Editorial: Colgar a los rateros
Editorial: Colgar a los rateros
Redacción EC

¿Se imagina alguien el escándalo político que desataría Keiko Fujimori si declarase en una actividad pública: “Si queremos progresar en el Perú, tenemos que colgar a los rateros”? ¿O si esa misma frase hubiese sido pronunciada por Ollanta Humala o Alan García mientras eran presidentes?

Las acusaciones sobre la vena autoritaria y reñida con el orden institucional de la expresión no se harían esperar. Y justificadamente. Porque, en efecto, hay en ella una incitación a la violencia. Se trataría, en suma, de un exabrupto inaceptable en cualquier caso y de extrema gravedad, si proviniese de un líder político o de un mandatario.

Ocurre sin embargo que eso es exactamente lo que el presidente Kuczynski dijo el lunes pasado ante los ciudadanos del distrito de La Arena, en Piura, sin que a los voceros del oficialismo les haya parecido que sus palabras merezcan mayor comentario.

“El presidente de la República se desenvuelve en un estilo campechano”, ha apuntado el vocero alterno de la bancada de Peruanos por el Kambio (PPK), Juan Sheput; mientras que la vicepresidenta y también congresista Mercedes Aráoz ha hablado de “una cosa coloquial, que la gente usa” y de no buscarle “tres pies al gato”.

Igual actitud despreocupada, por lo demás, parecen tener al respecto el presidente del Consejo de Ministros, Fernando Zavala, y la titular de Educación, Marilú Martens, que acompañaron al mandatario durante la visita al referido distrito y aplaudieron la sentencia como si se hubiese tratado de una frase iluminada. En honor a la verdad, hasta algunos parlamentarios de oposición presentes, como Luciana León y Marisol Espinoza, celebraron el brulote con palmas.

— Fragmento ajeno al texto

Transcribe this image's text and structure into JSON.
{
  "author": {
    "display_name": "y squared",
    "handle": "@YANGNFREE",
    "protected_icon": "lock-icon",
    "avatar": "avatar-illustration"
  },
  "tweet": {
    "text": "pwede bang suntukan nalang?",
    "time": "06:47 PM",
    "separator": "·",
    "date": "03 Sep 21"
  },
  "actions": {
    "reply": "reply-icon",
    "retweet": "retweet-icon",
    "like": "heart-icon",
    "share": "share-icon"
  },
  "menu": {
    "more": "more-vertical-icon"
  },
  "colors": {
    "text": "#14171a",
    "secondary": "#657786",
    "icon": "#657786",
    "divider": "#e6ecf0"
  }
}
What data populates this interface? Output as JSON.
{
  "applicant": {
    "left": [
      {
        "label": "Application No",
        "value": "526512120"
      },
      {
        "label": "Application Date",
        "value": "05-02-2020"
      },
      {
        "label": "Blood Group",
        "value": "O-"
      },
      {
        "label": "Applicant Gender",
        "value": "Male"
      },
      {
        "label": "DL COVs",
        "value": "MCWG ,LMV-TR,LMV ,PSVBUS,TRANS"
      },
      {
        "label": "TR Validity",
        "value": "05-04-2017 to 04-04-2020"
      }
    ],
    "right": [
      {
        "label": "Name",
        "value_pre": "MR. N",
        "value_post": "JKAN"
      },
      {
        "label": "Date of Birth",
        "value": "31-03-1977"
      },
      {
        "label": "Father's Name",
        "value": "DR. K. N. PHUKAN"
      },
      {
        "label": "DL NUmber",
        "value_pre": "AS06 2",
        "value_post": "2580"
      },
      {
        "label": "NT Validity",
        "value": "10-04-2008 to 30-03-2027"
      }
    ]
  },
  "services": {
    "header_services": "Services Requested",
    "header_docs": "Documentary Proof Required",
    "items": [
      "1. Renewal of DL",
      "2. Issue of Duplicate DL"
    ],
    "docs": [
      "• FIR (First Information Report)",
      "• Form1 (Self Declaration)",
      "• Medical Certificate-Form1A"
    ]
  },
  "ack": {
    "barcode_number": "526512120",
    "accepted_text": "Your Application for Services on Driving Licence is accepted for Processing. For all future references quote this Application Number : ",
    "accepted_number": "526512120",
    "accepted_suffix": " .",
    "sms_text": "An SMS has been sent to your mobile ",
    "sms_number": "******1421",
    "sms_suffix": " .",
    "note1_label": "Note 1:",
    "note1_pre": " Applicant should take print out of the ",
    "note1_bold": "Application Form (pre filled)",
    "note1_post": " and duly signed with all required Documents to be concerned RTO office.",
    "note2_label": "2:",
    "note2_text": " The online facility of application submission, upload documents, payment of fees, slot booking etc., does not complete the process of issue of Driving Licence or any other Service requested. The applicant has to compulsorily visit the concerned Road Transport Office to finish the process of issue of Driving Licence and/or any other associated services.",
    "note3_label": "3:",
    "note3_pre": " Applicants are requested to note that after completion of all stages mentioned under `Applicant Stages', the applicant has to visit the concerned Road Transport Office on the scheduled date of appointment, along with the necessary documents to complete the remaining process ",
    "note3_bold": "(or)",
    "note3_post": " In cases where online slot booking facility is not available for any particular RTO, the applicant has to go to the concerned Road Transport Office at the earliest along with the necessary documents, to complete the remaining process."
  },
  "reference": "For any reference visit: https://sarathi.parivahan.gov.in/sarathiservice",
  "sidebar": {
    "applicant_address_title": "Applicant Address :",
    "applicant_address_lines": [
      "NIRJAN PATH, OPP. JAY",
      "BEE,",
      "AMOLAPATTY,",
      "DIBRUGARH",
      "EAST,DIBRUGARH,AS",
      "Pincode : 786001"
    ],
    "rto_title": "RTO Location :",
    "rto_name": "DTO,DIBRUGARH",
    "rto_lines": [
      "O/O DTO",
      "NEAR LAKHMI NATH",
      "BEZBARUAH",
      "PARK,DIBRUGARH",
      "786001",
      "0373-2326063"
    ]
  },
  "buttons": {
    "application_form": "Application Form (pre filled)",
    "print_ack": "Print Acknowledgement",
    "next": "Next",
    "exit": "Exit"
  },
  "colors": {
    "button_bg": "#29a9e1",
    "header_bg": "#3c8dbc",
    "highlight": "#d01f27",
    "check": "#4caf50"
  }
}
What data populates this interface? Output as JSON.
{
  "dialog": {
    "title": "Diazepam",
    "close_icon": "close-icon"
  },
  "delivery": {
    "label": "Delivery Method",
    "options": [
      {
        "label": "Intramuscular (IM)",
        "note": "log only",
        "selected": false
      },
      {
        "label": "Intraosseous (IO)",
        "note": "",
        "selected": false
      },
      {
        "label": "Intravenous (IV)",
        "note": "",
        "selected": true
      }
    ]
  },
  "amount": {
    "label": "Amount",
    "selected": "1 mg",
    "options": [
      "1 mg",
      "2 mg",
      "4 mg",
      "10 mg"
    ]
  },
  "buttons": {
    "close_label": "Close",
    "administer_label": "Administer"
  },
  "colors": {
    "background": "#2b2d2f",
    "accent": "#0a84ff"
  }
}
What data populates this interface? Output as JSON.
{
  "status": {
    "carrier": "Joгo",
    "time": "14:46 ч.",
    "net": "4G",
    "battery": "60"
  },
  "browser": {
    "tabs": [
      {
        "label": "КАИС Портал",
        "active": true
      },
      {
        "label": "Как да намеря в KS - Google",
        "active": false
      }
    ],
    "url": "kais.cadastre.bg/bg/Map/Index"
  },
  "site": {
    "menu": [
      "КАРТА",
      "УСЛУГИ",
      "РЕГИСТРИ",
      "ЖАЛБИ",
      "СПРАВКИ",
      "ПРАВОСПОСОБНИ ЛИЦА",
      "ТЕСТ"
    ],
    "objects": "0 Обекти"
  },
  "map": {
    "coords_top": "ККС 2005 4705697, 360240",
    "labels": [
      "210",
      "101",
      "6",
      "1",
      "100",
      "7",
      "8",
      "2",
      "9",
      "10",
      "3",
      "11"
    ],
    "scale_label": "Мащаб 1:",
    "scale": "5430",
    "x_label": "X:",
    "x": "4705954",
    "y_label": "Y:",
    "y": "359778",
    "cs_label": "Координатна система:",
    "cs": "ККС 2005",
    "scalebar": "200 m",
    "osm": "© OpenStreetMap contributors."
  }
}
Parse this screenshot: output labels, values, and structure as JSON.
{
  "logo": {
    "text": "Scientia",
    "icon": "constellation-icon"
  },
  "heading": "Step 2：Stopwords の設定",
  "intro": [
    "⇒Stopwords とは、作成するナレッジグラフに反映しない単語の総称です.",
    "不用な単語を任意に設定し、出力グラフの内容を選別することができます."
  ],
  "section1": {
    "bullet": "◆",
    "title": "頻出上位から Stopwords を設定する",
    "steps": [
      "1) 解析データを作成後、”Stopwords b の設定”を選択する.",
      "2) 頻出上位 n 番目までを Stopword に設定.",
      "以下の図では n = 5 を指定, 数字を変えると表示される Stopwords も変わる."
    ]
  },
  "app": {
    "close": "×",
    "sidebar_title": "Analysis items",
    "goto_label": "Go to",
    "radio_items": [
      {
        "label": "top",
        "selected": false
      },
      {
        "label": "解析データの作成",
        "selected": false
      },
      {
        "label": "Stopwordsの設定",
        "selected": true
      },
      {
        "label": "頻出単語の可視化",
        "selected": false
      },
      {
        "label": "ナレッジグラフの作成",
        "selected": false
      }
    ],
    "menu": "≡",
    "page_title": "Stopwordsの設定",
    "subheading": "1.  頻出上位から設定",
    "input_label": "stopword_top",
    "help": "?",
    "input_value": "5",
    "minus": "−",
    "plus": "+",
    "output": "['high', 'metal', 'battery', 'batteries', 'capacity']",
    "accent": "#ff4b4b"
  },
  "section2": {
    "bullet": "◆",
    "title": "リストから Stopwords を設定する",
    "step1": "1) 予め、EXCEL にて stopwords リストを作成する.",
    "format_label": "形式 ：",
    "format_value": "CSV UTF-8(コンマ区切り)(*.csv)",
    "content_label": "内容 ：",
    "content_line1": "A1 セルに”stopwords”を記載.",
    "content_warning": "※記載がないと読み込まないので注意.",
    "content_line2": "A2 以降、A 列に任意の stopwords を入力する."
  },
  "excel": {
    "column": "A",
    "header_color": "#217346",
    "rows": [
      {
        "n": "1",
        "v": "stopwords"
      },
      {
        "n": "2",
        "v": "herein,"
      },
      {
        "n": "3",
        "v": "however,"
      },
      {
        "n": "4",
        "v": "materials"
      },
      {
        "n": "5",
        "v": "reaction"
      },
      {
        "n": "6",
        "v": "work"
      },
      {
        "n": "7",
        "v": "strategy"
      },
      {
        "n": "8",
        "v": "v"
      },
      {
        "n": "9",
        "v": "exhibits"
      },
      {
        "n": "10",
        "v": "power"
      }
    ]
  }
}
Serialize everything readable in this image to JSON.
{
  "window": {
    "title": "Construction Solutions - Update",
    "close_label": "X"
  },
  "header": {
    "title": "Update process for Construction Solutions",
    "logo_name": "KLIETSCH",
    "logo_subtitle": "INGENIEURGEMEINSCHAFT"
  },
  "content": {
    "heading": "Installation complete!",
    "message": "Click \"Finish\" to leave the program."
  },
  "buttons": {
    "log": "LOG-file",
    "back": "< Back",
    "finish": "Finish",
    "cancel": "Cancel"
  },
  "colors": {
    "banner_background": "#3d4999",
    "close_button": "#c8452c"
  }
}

El ‘estilo coloquial’, no obstante, no puede ser una excusa para minimizar o pasar por agua tibia una afirmación así de temeraria de parte de quien encarna a la nación y encabeza el Estado. Menos, en un país donde la tendencia a hacer justicia por propia mano y los linchamientos están peligrosamente difundidos.

Por citar solo un ejemplo, de acuerdo a la Municipalidad Provincial de San Román (Puno), el año pasado se lograron controlar en ese lugar 29 intentos de linchamiento a supuestos delincuentes. ¿Es verosímil que, de haber escuchado la arenga presidencial, los participantes de esos conatos criminales se la hubiesen tomado como un giro campechano?

¿Por qué, entonces, tanta pasividad ante un descuido tan peligroso?

Lo que sucede, al parecer, es que, a fuerza de desatinos verbales, el jefe del Estado habría agotado la capacidad de sorpresa de muchos. Porque coloquiales tampoco fueron sus anuncios de querer ‘jalarse’ a algunos miembros de la bancada fujimorista, sus confesiones acerca de la nula preocupación que le merece que haya “un poquito de contrabando” o la altisonante respuesta que les dedicó a los ‘criticones’ del proyecto del aeropuerto de Chinchero: “¡Cállense la boca; déjennos trabajar!”. Y cualquier lector informado sabe que los ejemplos podrían continuar sin necesidad de echar mano de los exabruptos que salpicaron su campaña presidencial.

Pero la resignación ante la persistencia de la destemplanza en los mensajes presidenciales o, peor aun, la simulación de que nada ha sucedido son malas recetas. No solo por el desigual rasero para medir a los distintos líderes políticos que entrañan, sino porque constituyen gestos que podrían ser percibidos por quien tantos errores comete como una indicación de que estos en el fondo no son tan graves.

Por elemental que parezca, en lugar de aplaudirlo, alguien tiene que recordarle al jefe de Estado que al dirigirse a la población, justamente, siempre debe incidir en que a los ‘rateros’ primero tiene que probárseles el delito en sede judicial; y que la pena de muerte es una posibilidad negada para ese tipo de delitos por la Constitución. 

Y, sobre todo, que si quiere sostener la recuperación que ha experimentado su aprobación, tiene que administrar más juiciosamente su elocuencia.